3) LinkedList has lots of small nodes that the GC must process, whereas ArrayList has one big continuous array.

Now all these are related to the memory management of your virtual machine. If you populate your LinkedList in a loop using copying collector (with cheap contiguous allocation), your results are going to look very different than if you use mark-and-sweep collector and allocate more data in addition to the list-nodes. (Still the ArrayList is probably going to win.)

Morale? Allocation patterns in benchmarks are so different from real world patterns that it is hard to make good general statements based on benchmarks. Even more so, if you don't know what happens behind the curtains.

Posted by: Juha Komulainen at January 27, 2004 10:47 AM

Jack Shirazi's excellent book "Java Performance Tuning" contains a chapter on LinkedList vs. ArrayList performance comparison. He gives the results of benchmarking for various operations (insertion in the beginning/midpoint/end of the list, internal iteration, iteration using ListIterator), various size of the list, and for six various flavours of JVMs.

Short resume is that ArrayList outperform LinkedList in most cases.
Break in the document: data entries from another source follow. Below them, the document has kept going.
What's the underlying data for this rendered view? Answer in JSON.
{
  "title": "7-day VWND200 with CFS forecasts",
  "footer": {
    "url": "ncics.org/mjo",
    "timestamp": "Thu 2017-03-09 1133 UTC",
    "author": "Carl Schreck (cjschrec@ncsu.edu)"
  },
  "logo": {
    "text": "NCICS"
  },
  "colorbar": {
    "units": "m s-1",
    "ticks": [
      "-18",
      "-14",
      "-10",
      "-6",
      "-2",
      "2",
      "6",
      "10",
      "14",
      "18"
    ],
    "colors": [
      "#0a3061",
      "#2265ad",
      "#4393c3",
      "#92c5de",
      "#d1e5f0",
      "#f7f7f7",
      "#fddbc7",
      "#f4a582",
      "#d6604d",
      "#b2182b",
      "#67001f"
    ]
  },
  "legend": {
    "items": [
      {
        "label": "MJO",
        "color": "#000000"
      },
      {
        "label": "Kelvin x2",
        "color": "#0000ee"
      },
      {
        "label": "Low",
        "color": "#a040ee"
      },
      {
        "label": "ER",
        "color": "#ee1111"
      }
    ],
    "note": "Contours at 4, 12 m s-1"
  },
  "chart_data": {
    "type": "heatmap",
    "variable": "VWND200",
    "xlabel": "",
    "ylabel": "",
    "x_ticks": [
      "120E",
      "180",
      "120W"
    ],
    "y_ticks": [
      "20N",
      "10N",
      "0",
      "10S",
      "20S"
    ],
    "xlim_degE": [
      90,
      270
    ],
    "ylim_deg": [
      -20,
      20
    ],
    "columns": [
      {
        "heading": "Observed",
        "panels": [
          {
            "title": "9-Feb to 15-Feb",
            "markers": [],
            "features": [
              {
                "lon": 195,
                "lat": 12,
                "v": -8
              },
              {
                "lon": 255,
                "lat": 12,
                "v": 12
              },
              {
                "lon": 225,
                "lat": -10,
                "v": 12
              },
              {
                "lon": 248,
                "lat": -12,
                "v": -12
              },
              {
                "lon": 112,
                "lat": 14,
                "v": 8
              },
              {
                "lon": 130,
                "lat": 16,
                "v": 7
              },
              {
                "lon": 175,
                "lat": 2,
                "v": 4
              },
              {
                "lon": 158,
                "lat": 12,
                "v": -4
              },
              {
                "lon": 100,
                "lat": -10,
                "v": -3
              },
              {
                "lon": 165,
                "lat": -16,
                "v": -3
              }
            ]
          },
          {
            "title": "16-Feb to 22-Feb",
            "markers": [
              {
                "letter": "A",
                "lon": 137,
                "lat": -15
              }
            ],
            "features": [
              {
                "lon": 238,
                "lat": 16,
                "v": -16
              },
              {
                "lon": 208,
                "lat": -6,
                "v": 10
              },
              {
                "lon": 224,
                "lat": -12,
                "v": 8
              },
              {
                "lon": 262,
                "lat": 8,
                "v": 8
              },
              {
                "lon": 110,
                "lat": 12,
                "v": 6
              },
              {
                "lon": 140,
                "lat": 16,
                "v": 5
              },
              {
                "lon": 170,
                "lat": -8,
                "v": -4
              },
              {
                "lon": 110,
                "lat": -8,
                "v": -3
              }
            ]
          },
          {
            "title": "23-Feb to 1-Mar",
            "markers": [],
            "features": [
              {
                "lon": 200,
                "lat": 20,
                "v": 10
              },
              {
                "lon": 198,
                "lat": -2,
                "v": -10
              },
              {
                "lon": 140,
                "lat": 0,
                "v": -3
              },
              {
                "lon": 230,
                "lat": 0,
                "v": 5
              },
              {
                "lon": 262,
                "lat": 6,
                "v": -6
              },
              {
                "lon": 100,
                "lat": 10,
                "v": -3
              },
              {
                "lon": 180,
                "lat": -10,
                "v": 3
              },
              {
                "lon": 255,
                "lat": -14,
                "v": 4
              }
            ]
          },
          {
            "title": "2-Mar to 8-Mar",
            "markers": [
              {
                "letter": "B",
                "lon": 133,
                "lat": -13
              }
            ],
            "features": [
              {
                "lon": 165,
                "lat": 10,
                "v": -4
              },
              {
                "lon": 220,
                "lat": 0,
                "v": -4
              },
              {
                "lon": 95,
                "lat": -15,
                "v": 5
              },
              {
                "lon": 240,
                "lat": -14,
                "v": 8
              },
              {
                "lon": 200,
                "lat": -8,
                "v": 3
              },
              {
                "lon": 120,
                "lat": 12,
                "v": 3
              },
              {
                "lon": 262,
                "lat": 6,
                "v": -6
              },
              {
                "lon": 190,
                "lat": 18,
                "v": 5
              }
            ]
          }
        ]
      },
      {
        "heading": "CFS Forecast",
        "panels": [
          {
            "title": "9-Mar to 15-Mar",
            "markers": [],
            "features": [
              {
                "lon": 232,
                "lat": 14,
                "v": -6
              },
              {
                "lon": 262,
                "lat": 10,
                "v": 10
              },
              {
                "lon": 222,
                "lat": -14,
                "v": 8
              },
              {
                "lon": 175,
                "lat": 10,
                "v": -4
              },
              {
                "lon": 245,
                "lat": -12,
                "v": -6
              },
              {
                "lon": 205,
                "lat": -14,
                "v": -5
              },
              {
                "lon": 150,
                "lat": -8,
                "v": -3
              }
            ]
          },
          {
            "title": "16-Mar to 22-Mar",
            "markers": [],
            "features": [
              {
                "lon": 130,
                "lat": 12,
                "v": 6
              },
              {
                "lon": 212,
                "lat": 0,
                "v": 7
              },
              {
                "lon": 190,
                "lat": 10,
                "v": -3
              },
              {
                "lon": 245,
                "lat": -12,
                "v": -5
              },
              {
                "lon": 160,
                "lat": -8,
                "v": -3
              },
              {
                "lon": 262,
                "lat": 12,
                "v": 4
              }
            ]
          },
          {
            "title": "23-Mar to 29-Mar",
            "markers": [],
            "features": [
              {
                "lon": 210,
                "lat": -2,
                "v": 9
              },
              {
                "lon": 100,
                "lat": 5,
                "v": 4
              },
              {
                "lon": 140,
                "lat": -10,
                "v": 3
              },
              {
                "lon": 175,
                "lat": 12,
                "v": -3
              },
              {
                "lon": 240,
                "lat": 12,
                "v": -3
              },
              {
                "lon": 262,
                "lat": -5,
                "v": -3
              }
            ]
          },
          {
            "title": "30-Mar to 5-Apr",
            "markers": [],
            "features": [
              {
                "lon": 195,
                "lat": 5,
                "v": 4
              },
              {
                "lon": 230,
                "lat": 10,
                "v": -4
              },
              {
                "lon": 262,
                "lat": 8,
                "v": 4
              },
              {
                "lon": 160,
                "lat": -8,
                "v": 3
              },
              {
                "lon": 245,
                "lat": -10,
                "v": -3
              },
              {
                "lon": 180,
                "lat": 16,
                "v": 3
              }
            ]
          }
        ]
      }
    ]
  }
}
I'd recommend you to read this chapter. And the whole book too, it contains a lot of interesting (and sometimes even shocking) stuff.

Posted by: Alexei Barantsev at January 30, 2004 01:57 AM

An ArrayList is faster than a LinkedList when used for only indexing, calling get(i). But a LinkedList out performs an ArrayList when used for modifying the data structure, calling remove(obj), contains(obj), addFirst(obj), addLast(obj).

1. Calling remove(obj) in an ArrayList is slower than calling remove(obj) in a LinkedList.

2. Calling contains(obj) in an ArrayList is slower than calling contains(obj) in a LinkedList.

3. You should try not to call remove(i) in an ArrayList or in a LinkedList. When you call this in an ArrayList, all of the items after the one that you have just deleted have to move down by one. Imagine calling it on an ArrayList of size 50,000! Say you call remove(1), then 49,999 items need to move down by one! Calling it on a LinkedList is even worse, because first the LinkedList must be converter to recognize indexing, then the same thing that happened to the ArrayList happens to the LinkedList.

4. Calling remove(obj) on a LinkedList is very fast, because all the LinkedList needs to do is point the previous node to the next node and the current node is deleted! Whereas calling remove(obj) on an ArrayList, first the list needs to get converter to recognize nodes, etc.

5. Never use any of the xxx(i) methods in a LinkedList. Remember, a LinkedList points to nodes, not to indecies.

6. Never use any of the xxx(obj) methods in an ArrayList, with the exception of a few like add(obj). ArrayLists point to indecies, not to nodes.

Posted by: Tony at April 1, 2004 04:01 PM

So which would be better to implement a circular list a LinkedList or an ArrayList?

Posted by: Pamela Trout at June 10, 2004 05:05 PM

Anyone know where I can find more information?